ALT 米ヴォルテアのファヴロー氏(左)とプレシャー氏(右)

──ヴォルテアの事業はどのくらいの規模に達しているのですか?

ファヴロー 当社はSMPからグリッド・コンピューティングへの流れに沿ったコンピュータ間の相互接続のための製品を売っています。しかしそれだけではなく、IPやファイバチャネルへのルーティングも実現しています。売り上げは昨年度に比べ4倍、2003年度と比較すると15倍で、急速に伸びていることがお分かりいただけると思います。約300の顧客を持ち、2005年度には5万ポート以上を出荷しました。2006年第4四半期には黒字転換し、2007年前半には株式公開を目指しています。

 私がこの会社に来るまでは、直接販売がほとんどでしたが、私はこれをOEM中心の構造に転換させました。この結果、売り上げの85%をOEMパートナー経由で販売するほどまでになりました。OEMパートナーとしては、IBM、ヒューレット・パッカード、サン・マイクロシステムズ、SGI、NECがいます。これに加えて特定市場を開拓するVARがいます。

──InfiniBandといえば、利用がハイパフォーマンス・コンピューティング(HPC)に限定されているイメージがありますが、実際にはどのような状況ですか?

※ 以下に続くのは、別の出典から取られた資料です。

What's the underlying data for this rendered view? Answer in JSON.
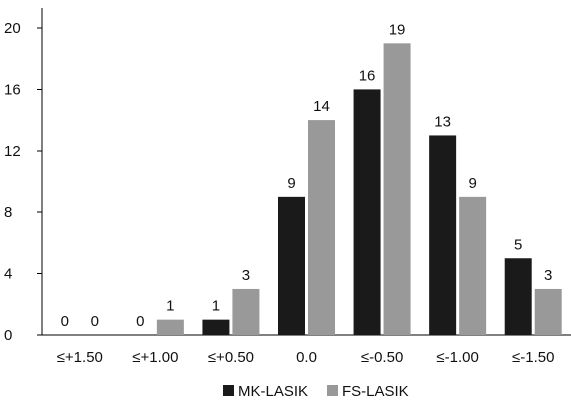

ファヴロー 2003年度、2004年度には売り上げのほとんどがHPC関連でした。当社ではこれを基盤としています。しかし、石油・ガス関連や製造業など、商用市場分野へのシフトを現在進めているところです。当社の究極的な目標は、この会社を6〜7億ドル規模に育てることですから、そのためにはHPC以外の部分にも手を広げる必要があります。HPCユーザーは先駆的存在で、この人々のおかげで当社の技術が実証されてきました。しかし今では、商用分野の人々が、InfiniBandやグリッド・コンピューティングは理にかなっていると思うようになってきました。

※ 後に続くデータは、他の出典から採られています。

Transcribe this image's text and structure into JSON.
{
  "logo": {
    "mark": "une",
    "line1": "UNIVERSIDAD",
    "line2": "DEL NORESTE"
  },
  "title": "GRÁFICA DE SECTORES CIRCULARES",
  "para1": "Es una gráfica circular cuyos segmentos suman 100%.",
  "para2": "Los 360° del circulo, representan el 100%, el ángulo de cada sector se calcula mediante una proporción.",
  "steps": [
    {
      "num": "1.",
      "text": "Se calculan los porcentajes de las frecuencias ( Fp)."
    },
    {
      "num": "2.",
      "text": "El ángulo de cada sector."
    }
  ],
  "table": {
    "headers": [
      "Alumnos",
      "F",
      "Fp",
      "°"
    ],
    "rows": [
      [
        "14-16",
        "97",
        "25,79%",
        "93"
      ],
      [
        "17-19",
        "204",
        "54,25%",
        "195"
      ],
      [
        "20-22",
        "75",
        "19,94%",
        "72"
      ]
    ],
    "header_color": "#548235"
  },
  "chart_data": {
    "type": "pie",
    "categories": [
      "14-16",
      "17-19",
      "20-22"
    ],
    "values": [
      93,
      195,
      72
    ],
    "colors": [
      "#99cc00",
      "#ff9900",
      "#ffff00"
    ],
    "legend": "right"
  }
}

 ここで忘れてはいけない重要なことは、製品を単に売るだけでなく、トータルなソリューションを提供しなければならないということです。このため、アプリケーションやミドルウェアのISV(独立系ソフトウェアベンダ)への働きかけを積極的に行っています。その一方で、ストレージ関連企業との協力も進めています。なぜなら、InfiniBandによるストレージの接続を、伝統的なファイバチャネルよりもコストの低い新たな選択肢として考える人々が増えてきているからです。ファイバチャネルネットワーク機器のベンダには、当社を脅威とみなすよりも、補完的な技術を提供する仲間だと考えてもらいたいと思います。当社の製品ではIPやファイバチャネルへの接続を実現しているため、InfiniBandからファイバチャネルスイッチに直接接続しているケースもすでに存在しています。

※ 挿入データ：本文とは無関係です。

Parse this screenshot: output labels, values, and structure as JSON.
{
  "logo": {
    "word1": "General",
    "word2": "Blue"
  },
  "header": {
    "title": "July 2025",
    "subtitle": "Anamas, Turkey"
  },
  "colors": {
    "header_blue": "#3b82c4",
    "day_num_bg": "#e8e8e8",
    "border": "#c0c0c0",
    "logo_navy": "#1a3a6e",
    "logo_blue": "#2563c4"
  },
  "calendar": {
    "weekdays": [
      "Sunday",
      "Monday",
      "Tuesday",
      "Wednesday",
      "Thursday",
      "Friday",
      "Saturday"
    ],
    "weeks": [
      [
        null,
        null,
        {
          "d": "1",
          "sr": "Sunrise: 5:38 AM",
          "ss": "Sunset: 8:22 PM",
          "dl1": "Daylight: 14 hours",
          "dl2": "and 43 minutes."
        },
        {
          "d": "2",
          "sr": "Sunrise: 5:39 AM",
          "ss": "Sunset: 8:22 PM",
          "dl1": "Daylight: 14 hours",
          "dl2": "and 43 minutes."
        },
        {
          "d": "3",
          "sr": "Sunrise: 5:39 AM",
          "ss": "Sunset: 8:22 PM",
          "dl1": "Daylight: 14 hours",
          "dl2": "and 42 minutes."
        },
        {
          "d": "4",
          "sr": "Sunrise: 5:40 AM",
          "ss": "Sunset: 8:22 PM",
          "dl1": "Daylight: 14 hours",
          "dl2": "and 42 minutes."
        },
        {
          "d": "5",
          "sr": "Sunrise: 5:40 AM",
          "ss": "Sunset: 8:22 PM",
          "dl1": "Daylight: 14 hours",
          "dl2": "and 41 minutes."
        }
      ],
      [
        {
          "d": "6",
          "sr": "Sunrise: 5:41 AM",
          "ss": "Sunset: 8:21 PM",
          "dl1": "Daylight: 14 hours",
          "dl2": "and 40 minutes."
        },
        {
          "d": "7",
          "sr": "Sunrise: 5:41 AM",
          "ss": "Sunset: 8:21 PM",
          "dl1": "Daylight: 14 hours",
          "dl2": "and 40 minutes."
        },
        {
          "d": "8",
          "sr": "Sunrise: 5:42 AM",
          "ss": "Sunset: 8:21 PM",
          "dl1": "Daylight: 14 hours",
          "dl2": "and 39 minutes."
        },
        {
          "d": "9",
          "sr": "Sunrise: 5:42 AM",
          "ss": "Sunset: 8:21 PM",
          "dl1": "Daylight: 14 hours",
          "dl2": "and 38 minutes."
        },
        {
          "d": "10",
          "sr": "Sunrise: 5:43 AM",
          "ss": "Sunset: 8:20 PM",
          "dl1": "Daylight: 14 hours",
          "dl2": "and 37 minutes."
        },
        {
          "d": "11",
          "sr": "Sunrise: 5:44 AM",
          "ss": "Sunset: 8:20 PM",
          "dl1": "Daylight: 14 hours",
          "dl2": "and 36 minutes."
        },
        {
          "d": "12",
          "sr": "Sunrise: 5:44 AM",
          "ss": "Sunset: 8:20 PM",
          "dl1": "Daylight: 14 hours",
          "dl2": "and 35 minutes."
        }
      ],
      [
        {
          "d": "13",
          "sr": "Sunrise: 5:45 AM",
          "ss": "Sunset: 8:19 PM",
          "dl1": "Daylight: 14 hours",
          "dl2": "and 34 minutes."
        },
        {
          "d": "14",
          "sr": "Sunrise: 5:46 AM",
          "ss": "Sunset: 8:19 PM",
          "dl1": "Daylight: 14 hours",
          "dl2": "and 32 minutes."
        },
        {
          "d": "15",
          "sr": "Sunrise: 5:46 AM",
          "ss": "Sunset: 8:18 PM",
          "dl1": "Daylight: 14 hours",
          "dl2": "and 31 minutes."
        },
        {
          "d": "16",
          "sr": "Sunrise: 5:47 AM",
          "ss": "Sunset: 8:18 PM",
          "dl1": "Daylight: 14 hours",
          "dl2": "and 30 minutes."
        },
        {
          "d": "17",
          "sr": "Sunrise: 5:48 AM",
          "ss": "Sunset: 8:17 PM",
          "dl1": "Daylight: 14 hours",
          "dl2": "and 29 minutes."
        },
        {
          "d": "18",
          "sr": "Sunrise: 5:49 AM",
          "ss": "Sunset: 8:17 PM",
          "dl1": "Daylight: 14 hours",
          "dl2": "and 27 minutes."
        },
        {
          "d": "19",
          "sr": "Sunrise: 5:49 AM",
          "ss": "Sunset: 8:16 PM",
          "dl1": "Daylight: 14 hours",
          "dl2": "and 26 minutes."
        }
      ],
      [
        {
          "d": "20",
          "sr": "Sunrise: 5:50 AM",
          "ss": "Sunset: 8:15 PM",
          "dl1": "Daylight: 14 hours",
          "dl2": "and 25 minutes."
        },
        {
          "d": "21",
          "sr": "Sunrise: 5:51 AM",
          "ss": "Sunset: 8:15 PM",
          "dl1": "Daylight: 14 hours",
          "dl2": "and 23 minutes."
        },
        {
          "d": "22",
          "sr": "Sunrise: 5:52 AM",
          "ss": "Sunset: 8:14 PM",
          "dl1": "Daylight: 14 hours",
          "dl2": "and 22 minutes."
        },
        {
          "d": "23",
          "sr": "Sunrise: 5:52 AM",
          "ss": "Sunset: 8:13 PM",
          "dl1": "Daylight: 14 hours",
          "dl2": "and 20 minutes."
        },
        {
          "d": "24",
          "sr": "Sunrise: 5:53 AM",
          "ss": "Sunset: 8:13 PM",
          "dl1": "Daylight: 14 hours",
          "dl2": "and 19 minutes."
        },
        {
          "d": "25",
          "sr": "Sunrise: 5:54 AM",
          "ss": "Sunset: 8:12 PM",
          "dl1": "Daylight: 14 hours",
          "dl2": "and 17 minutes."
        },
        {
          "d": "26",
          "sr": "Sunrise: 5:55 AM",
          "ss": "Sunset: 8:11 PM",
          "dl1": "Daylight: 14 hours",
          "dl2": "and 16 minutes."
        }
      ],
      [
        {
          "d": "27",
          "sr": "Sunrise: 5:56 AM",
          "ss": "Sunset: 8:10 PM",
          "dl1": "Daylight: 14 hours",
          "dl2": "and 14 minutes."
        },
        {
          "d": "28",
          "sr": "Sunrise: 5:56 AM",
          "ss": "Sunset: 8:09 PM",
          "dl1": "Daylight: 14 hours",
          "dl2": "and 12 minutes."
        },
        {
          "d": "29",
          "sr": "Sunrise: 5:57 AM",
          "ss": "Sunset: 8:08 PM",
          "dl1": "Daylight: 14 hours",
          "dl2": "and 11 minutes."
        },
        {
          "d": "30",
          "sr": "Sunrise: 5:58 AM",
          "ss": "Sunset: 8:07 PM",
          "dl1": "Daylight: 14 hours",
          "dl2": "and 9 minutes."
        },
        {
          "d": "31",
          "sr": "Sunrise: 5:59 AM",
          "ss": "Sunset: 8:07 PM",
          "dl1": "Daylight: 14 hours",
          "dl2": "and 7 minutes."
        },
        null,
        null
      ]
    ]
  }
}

──InfiniBandでコンピュータ同士だけでなく、ストレージも接続していくことの利点を改めて教えてください。

プレシャー 東京工業大学の例で説明しましょう。ここではInfiniBandで1ペタバイトのストレージを接続しています。第1の理由はパフォーマンスを大幅に向上できることですが、第2の理由はコストです。ファイバチャネルと比較すると、コストパフォーマンスの違いは歴然としています。そして第3の理由は、1つのファブリックを管理するほうがはるかに簡単だということにあります。サーバにInfiniBandを導入するつもりなら、ストレージもこれにつなぐことで非常に楽になります。これらに対して別個のQoSを割り当てることもできるのです。例えばストレージへの接続とコンピュータへの接続のバランスを設定することが可能です。米空軍では当社のInfiniBand製品を使い、クラスターファイルシステムを運用していますが、スループットは毎秒750Mバイトに達します。